Это была та самая речь…

— И счастья тебе, Освободитель Боливар.

* * *

Армия Сукре успешно продвигалась от Гуаякиля на Кито. Однако людей было мало — вдвое меньше, чем у испанцев, — и местность была тяжелая. Боливар, как всегда, требовал чуда. Сукре был под угрозой.

Боливар, управившись со своими президентскими и центрально-военными суетой и делами, взял новых солдат и пошел на юг.

Переход был утомительный. Приставали дикие, глупые партизаны из Пасто и Патии, навербованные попами «против безбожников», донимали тропические насекомые, горы были тяжелые.

— Слушай, Франсиско, обманем этих попов, — говорил Боливар угрюмому, хмурому Сантандеру. — Ну, сочини что-нибудь. У меня уже голова не варит.

Они послали зловредному епископу, засевшему в Пасто, фальшивые газеты и разные бумаги, свидетельствующие о том, что метрополия признала свободу колоний. Не помогло. Старый, черт разгадал подделку и поднял такой визг, что стало хуже. Бессмысленно гибли те и другие люди — крестьяне Пасто против крестьян Гранады, но ничего нельзя было поделать. Город защищал Басилио Гарсия, бывший раб на королевских галерах, сражавшийся против республиканцев, за короля уж двенадцать лет. Было две-три баталии, Боливар потерял намного больше людей, чем Патия, Пасто, испанцы. Но наконец он продрался вперед, а Сукре ударил с тыла. Антонио Хосе был верен себе: хладнокровно выбрал момент и все провел, как хирург. Он разгромил годов у вулкана Пичинча, взял в плен генерала Аймерича и ускоренным маршем вышел на Кито; город пал, а Гарсия, видя такое дело, сдал Боливару Пасто.

Они, как и замышляли, встретились у Кито, пошли в дом к Сукре.

— Ты молодец, Антонио, — говорил Боливар. — А мне что-то было так тяжело. Эти чертовы дети инков. Освобождаешь, освобождаешь — они же свое: да живет король!

— Да. Но что же?
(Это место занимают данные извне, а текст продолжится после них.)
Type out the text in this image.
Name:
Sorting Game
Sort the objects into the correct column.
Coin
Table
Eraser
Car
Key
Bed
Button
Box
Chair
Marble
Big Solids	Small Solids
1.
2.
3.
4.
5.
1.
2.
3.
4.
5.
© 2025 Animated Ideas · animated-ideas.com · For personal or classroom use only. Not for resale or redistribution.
Ведь делать нечего, надо сражаться и с ними, — задумчиво проговорил Сукре как бы от лица самого Боливара, будто бы продолжая его слова.

— Это так.

* * *

Он валялся на мягком, роскошном диване из дуба, муслина и лучшего пуха ламы в доме плантатора, убежавшего то ли в Горное Перу, то ли вовсе в пампу, наслаждался орнаментами и люстрами прямо перед глазами и краем уха слушал Антонио, столь же раскидисто расположившегося на канапе напротив (нога безалаберно свесилась, видно краем глаза) — и длинно, со всеми подробностями повествовавшего о Пичинче и чертовых этих индейцах, которых еще придется теснить:

— Испанцы, те люди отпетые, но хотя бы сдаются в плен. А эти — ох, устал я. Им объясняют, им объясняют — мол, мы друзья, мы освободители, они слушают, а после — сзади подходит, стук — и готов человек. Вы, говорят, против бога.

— Да знаю я — ну чего ты? уж решено: пойдешь, побьешь. И Сан-Мартин с юга поддержит. (При этом имени Сукре быстро взглянул на Боливара, но тот смотрел по-прежнему устало и тихо.) Тут выхода нет. А как, по-твоему, будет праздник? — спросил Боливар.
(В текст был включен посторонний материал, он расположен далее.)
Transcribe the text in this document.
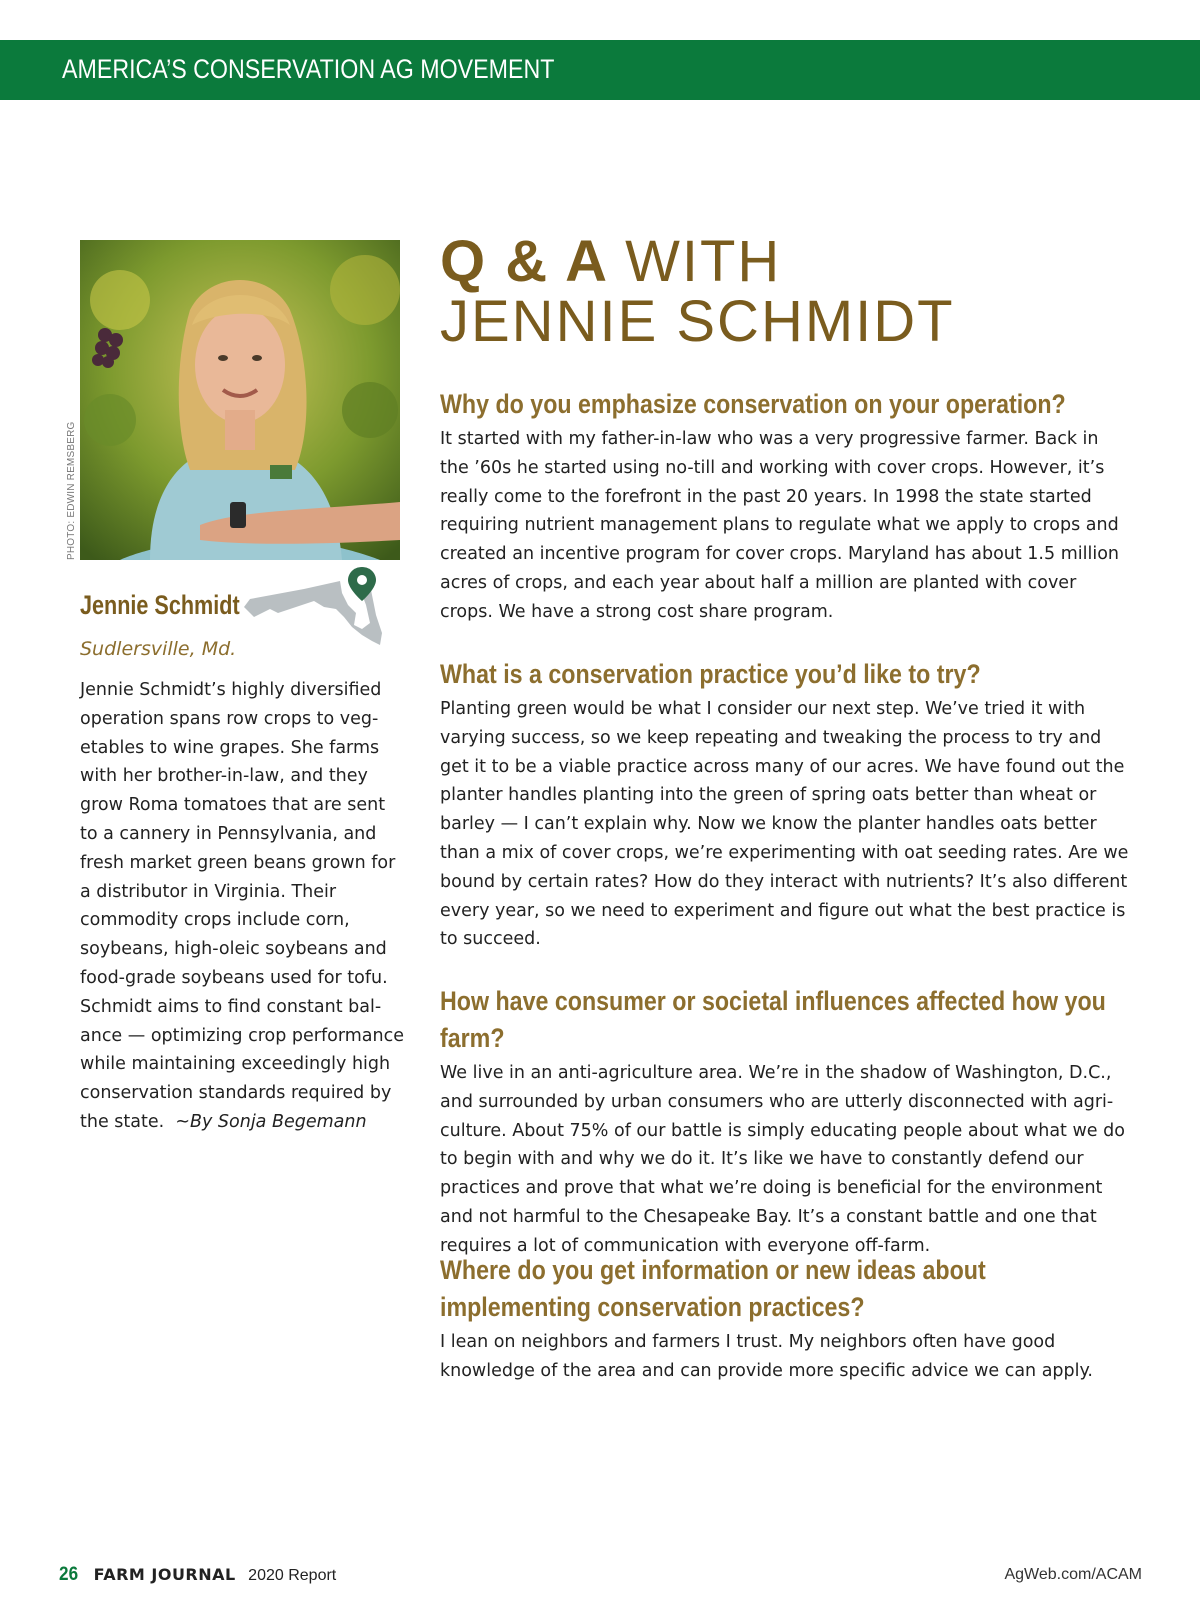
AMERICA’S CONSERVATION AG MOVEMENT
PHOTO: EDWIN REMSBERG
Jennie Schmidt
Sudlersville, Md.
Jennie Schmidt’s highly diversified operation spans row crops to veg-etables to wine grapes. She farms with her brother-in-law, and they grow Roma tomatoes that are sent to a cannery in Pennsylvania, and fresh market green beans grown for a distributor in Virginia. Their commodity crops include corn, soybeans, high-oleic soybeans and food-grade soybeans used for tofu. Schmidt aims to find constant bal-ance — optimizing crop performance while maintaining exceedingly high conservation standards required by the state. ~By Sonja Begemann
Q & A WITH
JENNIE SCHMIDT

Why do you emphasize conservation on your operation?

It started with my father-in-law who was a very progressive farmer. Back in the ’60s he started using no-till and working with cover crops. However, it’s really come to the forefront in the past 20 years. In 1998 the state started requiring nutrient management plans to regulate what we apply to crops and created an incentive program for cover crops. Maryland has about 1.5 million acres of crops, and each year about half a million are planted with cover crops. We have a strong cost share program.

What is a conservation practice you’d like to try?

Planting green would be what I consider our next step. We’ve tried it with varying success, so we keep repeating and tweaking the process to try and get it to be a viable practice across many of our acres. We have found out the planter handles planting into the green of spring oats better than wheat or barley — I can’t explain why. Now we know the planter handles oats better than a mix of cover crops, we’re experimenting with oat seeding rates. Are we bound by certain rates? How do they interact with nutrients? It’s also different every year, so we need to experiment and figure out what the best practice is to succeed.

How have consumer or societal influences affected how you farm?

We live in an anti-agriculture area. We’re in the shadow of Washington, D.C., and surrounded by urban consumers who are utterly disconnected with agri-culture. About 75% of our battle is simply educating people about what we do to begin with and why we do it. It’s like we have to constantly defend our practices and prove that what we’re doing is beneficial for the environment and not harmful to the Chesapeake Bay. It’s a constant battle and one that requires a lot of communication with everyone off-farm.

Where do you get information or new ideas about implementing conservation practices?

I lean on neighbors and farmers I trust. My neighbors often have good knowledge of the area and can provide more specific advice we can apply.

26 FARM JOURNAL 2020 Report	AgWeb.com/ACAM
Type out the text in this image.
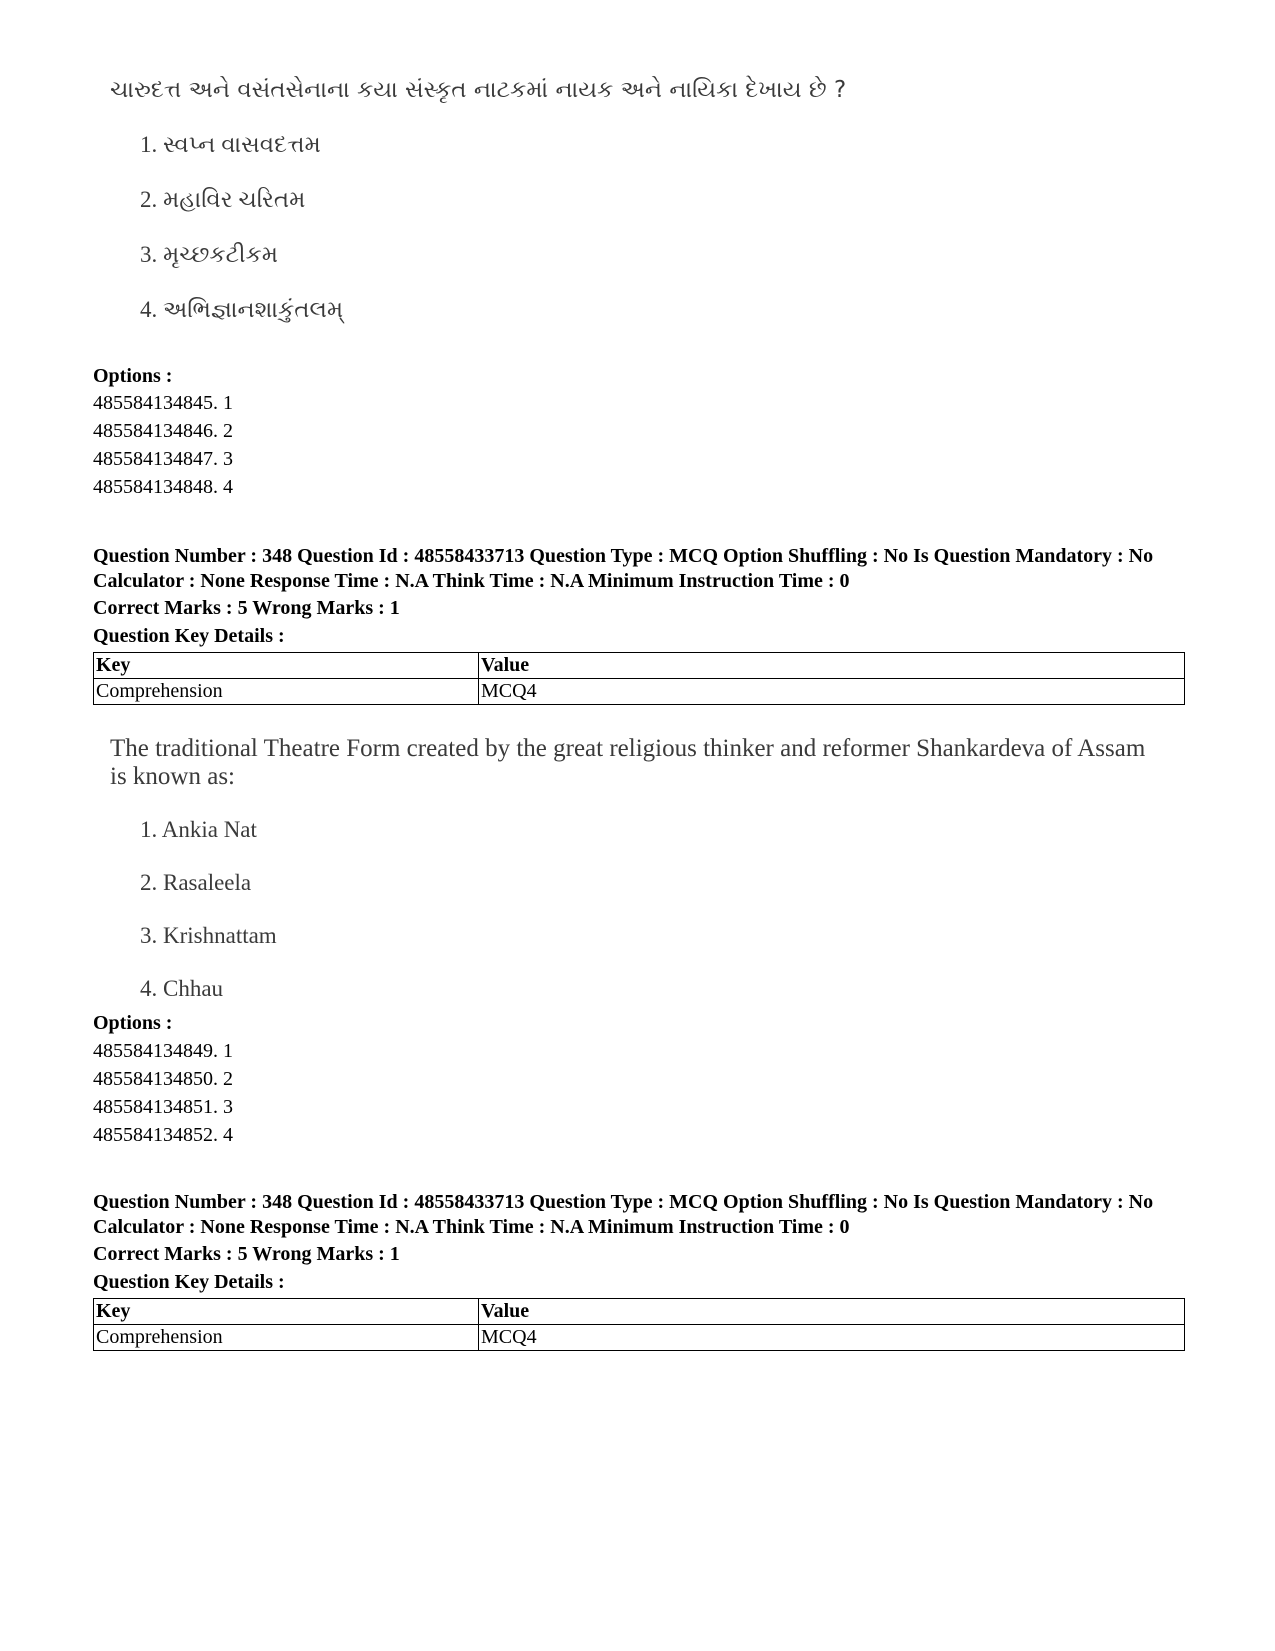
ચારુદત્ત અને વસંતસેનાના કયા સંસ્કૃત નાટકમાં નાયક અને નાયિકા દેખાય છે ?
1. સ્વપ્ન વાસવદત્તમ
2. મહાવિર ચરિતમ
3. મૃચ્છકટીકમ
4. અભિજ્ઞાનશાકુંતલમ્
Options :
485584134845. 1
485584134846. 2
485584134847. 3
485584134848. 4
Question Number : 348 Question Id : 48558433713 Question Type : MCQ Option Shuffling : No Is Question Mandatory : No Calculator : None Response Time : N.A Think Time : N.A Minimum Instruction Time : 0
Correct Marks : 5 Wrong Marks : 1
Question Key Details :
Key	Value
Comprehension	MCQ4
The traditional Theatre Form created by the great religious thinker and reformer Shankardeva of Assam is known as:
1. Ankia Nat
2. Rasaleela
3. Krishnattam
4. Chhau
Options :
485584134849. 1
485584134850. 2
485584134851. 3
485584134852. 4
Question Number : 348 Question Id : 48558433713 Question Type : MCQ Option Shuffling : No Is Question Mandatory : No Calculator : None Response Time : N.A Think Time : N.A Minimum Instruction Time : 0
Correct Marks : 5 Wrong Marks : 1
Question Key Details :
Key	Value
Comprehension	MCQ4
— Праздник? — спросил Сукре, с явным сожалением переводя себя от военных проблем на сегодняшнее и простое. — Что — как?

Тот помолчал, ленясь говорить; в соседней комнате суетливо топтался О’Лири.

— Ну… как встретят, что будут говорить…

— Да известно — что. Хотя бы поскорей напоили, а то начнут болтать. Любят у нас болтать. Глóток свинцом не зальешь.

— Красивые тут вулканы. Я их люблю. Правда, вид их напоминает о том землетрясении, помнишь, с которого все началось. А все равно люблю.

— Вулканы красивые. Только хлебнули мы у Пичинчи!

— Это да, это да.

— Вот. Так я говорю…

— Прекрасно, Антонио Хосе. После поговорим. А вернее чего же после? ведь все уж ясно. Что перемалывать. Война это война.

Сукре помолчал.

— Поспим? — спросил он после этой своей характерной паузы.

— Спи, брат, спи.

Вскоре он тихо засопел, будто загадочно рассказывая самому себе что-то; Боливар лежал, смотрел в потолок бездумно.

Послышался шум:

— Господин Боливар! Вас ждут!

Началось.

Он испытал приятное, свежее шевеление в сердце, в груди; он любил народ, любил праздники, танцы, любил быть в центре внимания (что поделаешь?) или даже и в стороне, но чтобы вокруг веселье, шум, чтобы хмель в голове.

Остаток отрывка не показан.